Suppose, we throw a biased coin $N$ times with $p(\text{head}) = \pi$, and we observe the number of heads as $k$ (could be any number, say $k=4$ for simplicity). We are interested in to find the most likely $N$ as a function of $\pi$.
The likelihood can be written as (for $k=4$), $$p(x = 4 | N,\pi) = {N\choose 4} \pi^4 (1-\pi)^{N-4}$$
I aim to calculate,$$N^* = \text{argmax}_N p(x=4|N,\pi)$$which is, it turns out, pretty hard to solve analytically for $N$ (you can try it yourself). Although it is a discrete variable, I tried to differentiate the log-likelihood wrt $N$ (since log is monotone, the result stays same) and tried to solve for $N$ which resulted in insolvable equations for me.

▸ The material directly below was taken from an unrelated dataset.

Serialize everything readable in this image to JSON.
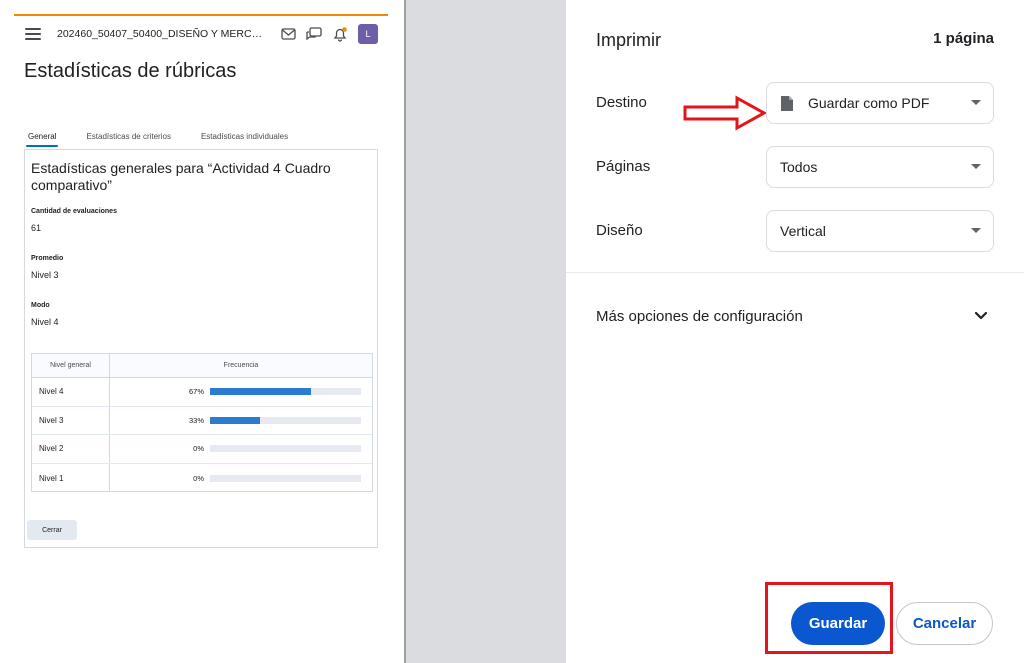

So far so good. What makes this interesting for me is that, solving the problem for $\pi$ and finding most likely values of $\pi$ as a function of $N$, and then leaving $N$ alone seems to give the correct result. If you differentiate the likelihood (not log-likelihood) with respect to $\pi$, then set it to zero, and solve for $\pi$, you will find $\pi = 4/N$.
Now choosing $N = 4/\pi$ is consistent with empirical results, it seems true; although, I couldn't calculate it via maximizing $N$ directly. Now see the figure.
Blue line is the computationally calculated for maximum $N$'s for corresponding $\pi$'s and red is the $4/\pi$.
I wonder how it can be true via solving for $\pi$ instead of $N$. Is there a general property about this likelihood that I am missing?